Petitioner filed a motion to set bond after his arrest for sexual offenses on a child. He was not charged with a capital offense or one punishable by life in prison. In his motion, he alleged that he had strong family ties, no prior criminal history, was not a flight risk or danger to the community, and he suggested that conditions of bond could be set so that he would have no contact with the alleged victim.

At the hearing on his motion, petitioner's counsel represented that petitioner would reside with his mother, his grandmother, and his wife in Belle Glade; that he owned his home; that he was employed as a correctional officer on leave; and that he and his family could post a bond of between $10,000 and $15,000. The state did not contest petitioner's representations.

The assistant state attorney only argued that the probable cause affidavit identified a confession to the crime by petitioner and that, as a law enforcement officer, petitioner presumably knew that he was violating the law. The assistant state attorney asked that bond be set at $100,000. The trial court thereupon set bond at $100,000 without further comment.

The evidence at this hearing was insufficient as to any of the criteria for bond determinations as set forth in section 903.046, Florida Statutes (1997), and Rule 3.131(b)(3), Florida Rules of Criminal Procedure, except for the nature of the offense charged.
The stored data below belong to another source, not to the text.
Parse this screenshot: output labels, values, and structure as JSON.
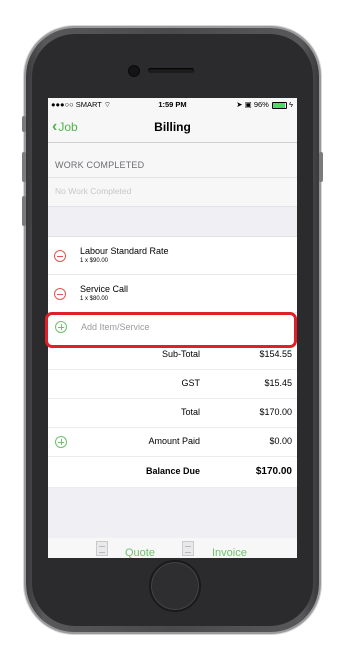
{
  "status_bar": {
    "carrier": "●●●○○ SMART",
    "time": "1:59 PM",
    "battery": "96%",
    "battery_level": 0.96
  },
  "nav": {
    "back_label": "Job",
    "title": "Billing"
  },
  "work_section": {
    "header": "WORK COMPLETED",
    "empty_text": "No Work Completed"
  },
  "items": [
    {
      "name": "Labour Standard Rate",
      "detail": "1 x $90.00"
    },
    {
      "name": "Service Call",
      "detail": "1 x $80.00"
    }
  ],
  "add_item_label": "Add Item/Service",
  "totals": {
    "subtotal_label": "Sub-Total",
    "subtotal_value": "$154.55",
    "gst_label": "GST",
    "gst_value": "$15.45",
    "total_label": "Total",
    "total_value": "$170.00",
    "paid_label": "Amount Paid",
    "paid_value": "$0.00",
    "due_label": "Balance Due",
    "due_value": "$170.00"
  },
  "bottom_bar": {
    "quote_label": "Quote",
    "invoice_label": "Invoice"
  },
  "colors": {
    "accent_green": "#4cb848",
    "delete_red": "#e2574c",
    "highlight_red": "#e11f26"
  }
}
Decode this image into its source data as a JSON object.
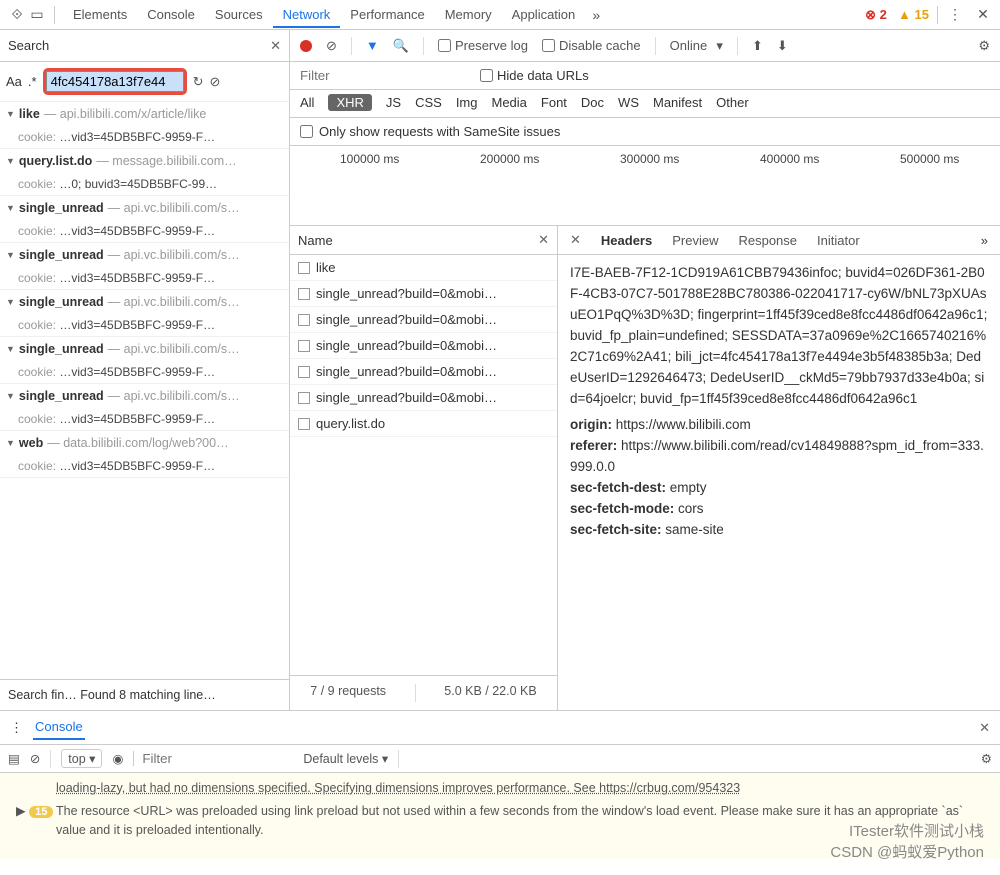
{
  "topTabs": {
    "items": [
      "Elements",
      "Console",
      "Sources",
      "Network",
      "Performance",
      "Memory",
      "Application"
    ],
    "active": "Network",
    "errors": "2",
    "warnings": "15"
  },
  "search": {
    "title": "Search",
    "input": "4fc454178a13f7e44",
    "aa": "Aa",
    "regex": ".*",
    "footer": "Search fin…  Found 8 matching line…",
    "results": [
      {
        "name": "like",
        "host": "api.bilibili.com/x/article/like",
        "key": "cookie:",
        "val": "…vid3=45DB5BFC-9959-F…"
      },
      {
        "name": "query.list.do",
        "host": "message.bilibili.com…",
        "key": "cookie:",
        "val": "…0; buvid3=45DB5BFC-99…"
      },
      {
        "name": "single_unread",
        "host": "api.vc.bilibili.com/s…",
        "key": "cookie:",
        "val": "…vid3=45DB5BFC-9959-F…"
      },
      {
        "name": "single_unread",
        "host": "api.vc.bilibili.com/s…",
        "key": "cookie:",
        "val": "…vid3=45DB5BFC-9959-F…"
      },
      {
        "name": "single_unread",
        "host": "api.vc.bilibili.com/s…",
        "key": "cookie:",
        "val": "…vid3=45DB5BFC-9959-F…"
      },
      {
        "name": "single_unread",
        "host": "api.vc.bilibili.com/s…",
        "key": "cookie:",
        "val": "…vid3=45DB5BFC-9959-F…"
      },
      {
        "name": "single_unread",
        "host": "api.vc.bilibili.com/s…",
        "key": "cookie:",
        "val": "…vid3=45DB5BFC-9959-F…"
      },
      {
        "name": "web",
        "host": "data.bilibili.com/log/web?00…",
        "key": "cookie:",
        "val": "…vid3=45DB5BFC-9959-F…"
      }
    ]
  },
  "toolbar": {
    "preserve": "Preserve log",
    "disable": "Disable cache",
    "throttle": "Online"
  },
  "filter": {
    "placeholder": "Filter",
    "hide": "Hide data URLs",
    "samesite": "Only show requests with SameSite issues",
    "types": [
      "All",
      "XHR",
      "JS",
      "CSS",
      "Img",
      "Media",
      "Font",
      "Doc",
      "WS",
      "Manifest",
      "Other"
    ],
    "active": "XHR"
  },
  "timeline": {
    "ticks": [
      "100000 ms",
      "200000 ms",
      "300000 ms",
      "400000 ms",
      "500000 ms"
    ]
  },
  "names": {
    "header": "Name",
    "rows": [
      "like",
      "single_unread?build=0&mobi…",
      "single_unread?build=0&mobi…",
      "single_unread?build=0&mobi…",
      "single_unread?build=0&mobi…",
      "single_unread?build=0&mobi…",
      "query.list.do"
    ],
    "footer": {
      "req": "7 / 9 requests",
      "size": "5.0 KB / 22.0 KB"
    }
  },
  "details": {
    "tabs": [
      "Headers",
      "Preview",
      "Response",
      "Initiator"
    ],
    "active": "Headers",
    "raw": "I7E-BAEB-7F12-1CD919A61CBB79436infoc; buvid4=026DF361-2B0F-4CB3-07C7-501788E28BC780386-022041717-cy6W/bNL73pXUAsuEO1PqQ%3D%3D; fingerprint=1ff45f39ced8e8fcc4486df0642a96c1; buvid_fp_plain=undefined; SESSDATA=37a0969e%2C1665740216%2C71c69%2A41; bili_jct=4fc454178a13f7e4494e3b5f48385b3a; DedeUserID=1292646473; DedeUserID__ckMd5=79bb7937d33e4b0a; sid=64joelcr; buvid_fp=1ff45f39ced8e8fcc4486df0642a96c1",
    "hdrs": [
      {
        "k": "origin:",
        "v": "https://www.bilibili.com"
      },
      {
        "k": "referer:",
        "v": "https://www.bilibili.com/read/cv14849888?spm_id_from=333.999.0.0"
      },
      {
        "k": "sec-fetch-dest:",
        "v": "empty"
      },
      {
        "k": "sec-fetch-mode:",
        "v": "cors"
      },
      {
        "k": "sec-fetch-site:",
        "v": "same-site"
      }
    ]
  },
  "console": {
    "title": "Console",
    "context": "top",
    "filter": "Filter",
    "levels": "Default levels ▾",
    "line1": "loading-lazy, but had no dimensions specified. Specifying dimensions improves performance. See https://crbug.com/954323",
    "warnCount": "15",
    "line2": "The resource <URL> was preloaded using link preload but not used within a few seconds from the window's load event. Please make sure it has an appropriate `as` value and it is preloaded intentionally."
  },
  "watermark": {
    "l1": "ITester软件测试小栈",
    "l2": "CSDN @蚂蚁爱Python"
  }
}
Although we recognize that this was a sexual offense on a child, who was age twelve, we reiterate that petitioner is not being charged with a capital offense or one punishable by life in prison.

The purpose of bond is to ensure the appearance of a criminal defendant at subsequent proceedings and to protect the community from unreasonable danger from the defendant. Where, as here, the evidence at a bond hearing is insufficient on these concerns and the other criteria, including whether the accused can meet bond conditions, then habeas corpus should be granted and the cause returned to the trial court for a new determination. See Nicholas v. Cochran, 673 So. 2d 882 (Fla. 4th DCA 1996); Alvarez v. Crowder, 645 So. 2d 63 (Fla. 4th DCA 1994); Good v. Wille, 382 So. 2d 408 (Fla. 4th DCA 1980).

Accordingly, we grant the petition for writ of habeas corpus and remand to the trial court for a new determination on reasonable bond. This opinion should not be construed as limiting the trial court's discretion to impose bond in an amount greater than the standard or schedule sum upon consideration of the appropriate criteria. It would be helpful, for purposes of appellate review, if the trial court would make findings after hearing the evidence on bond criteria, when it resets the amount of bond.

WARNER, KLEIN and STEVENSON, JJ., concur.